When I was out today, I remembered that yesterday I’d caught a faint whiff of a funky, skunk-like aroma. I went back to that spot and spent some time looking, and sure enough, the large canid had scent marked. It was a female. I bent down and picked up a piece of the very darkly marked snow, stuck it under my nose, and took a good sniff. Yowza! Too much! I couldn’t get that nasty, rank smell out of my face for a good ten or fifteen minutes. I’m pretty sure it was a coyote.

Probable coyote tracks

This is an unexpected [probable] addition to the local fauna. I’d just remarked to Rose a week or so ago that I was surprised that we hadn’t seen evidence of a lynx yet. We’ve seen them in the neighborhood less than a mile away, and there sure are a lot of hares around.
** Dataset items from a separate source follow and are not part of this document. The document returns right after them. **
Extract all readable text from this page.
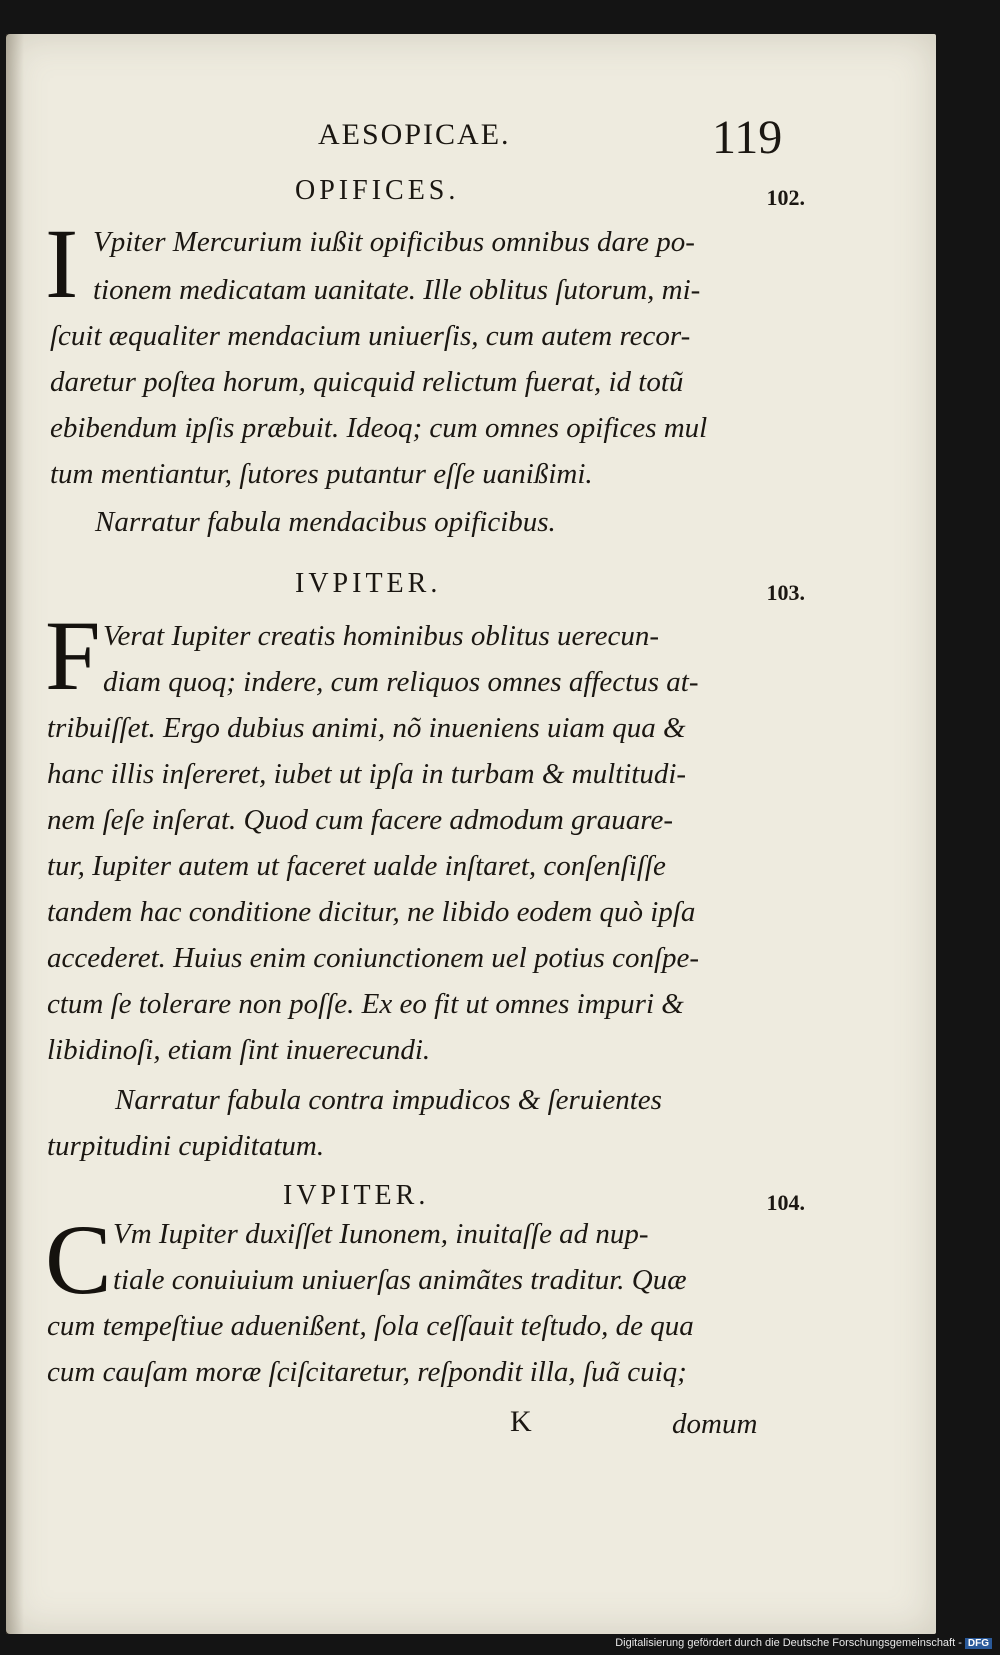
AESOPICAE.	119
OPIFICES.	102.
I Vpiter Mercurium iußit opificibus omnibus dare po-
tionem medicatam uanitate. Ille oblitus ſutorum, mi-
ſcuit æqualiter mendacium uniuerſis, cum autem recor-
daretur poſtea horum, quicquid relictum fuerat, id totũ
ebibendum ipſis præbuit. Ideoq; cum omnes opifices mul
tum mentiantur, ſutores putantur eſſe uanißimi.
Narratur fabula mendacibus opificibus.
IVPITER.	103.
F Verat Iupiter creatis hominibus oblitus uerecun-
diam quoq; indere, cum reliquos omnes affectus at-
tribuiſſet. Ergo dubius animi, nõ inueniens uiam qua &
hanc illis inſereret, iubet ut ipſa in turbam & multitudi-
nem ſeſe inſerat. Quod cum facere admodum grauare-
tur, Iupiter autem ut faceret ualde inſtaret, conſenſiſſe
tandem hac conditione dicitur, ne libido eodem quò ipſa
accederet. Huius enim coniunctionem uel potius conſpe-
ctum ſe tolerare non poſſe. Ex eo fit ut omnes impuri &
libidinoſi, etiam ſint inuerecundi.
Narratur fabula contra impudicos & ſeruientes
turpitudini cupiditatum.
IVPITER.	104.
C Vm Iupiter duxiſſet Iunonem, inuitaſſe ad nup-
tiale conuiuium uniuerſas animãtes traditur. Quæ
cum tempeſtiue aduenißent, ſola ceſſauit teſtudo, de qua
cum cauſam moræ ſciſcitaretur, reſpondit illa, ſuã cuiq;
K	domum
Digitalisierung gefördert durch die Deutsche Forschungsgemeinschaft - DFG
We’ll keep our eyes open for better visual confirmation. But my nose knows.

An Unusual Absence—Where are the Redpolls?

Normally at this time of year our bird feeder is packed with redpolls. They can usually be counted on to empty the thing daily, and we actually ration them so we don’t go through too many forty-pound bags of sunflower seed kernels.

But this year is dramatically different. They’re completely absent. They were scarce early in the winter, but I haven’t heard one for months. This absence became more and more puzzling as the normal late-January visits didn’t appear and the February and March hordes didn’t show either.

But then I realized that I hadn’t seen a single birch seed shadow all winter. These are common in normal years, when even a light breeze drops birch seed all over the snow.* A few years ago we had an astonishingly high birch seed year, but this year it looks like practically none were produced. And so I finally realized why we had no redpolls this winter. I am not sure what the cause is, but it is the first time in our 22 winters’ experience here that it’s occurred. We miss the little buggers.

* A five-year study published in 1972 found an average annual production in birch forest around Fairbanks of 23,303 seeds per square meter. This is why birch seed shadows are usually so visible all winter as these seeds periodically fall.

25 March update: Well, the redpolls read my post and sent a few emissaries. If I’d known things could work this way, I would have posted this in January. A small flock of four stopped by while we were eating lunch. Rose and I just started laughing. It’s amazing how excited you can get to see what’s usually an abundant bird.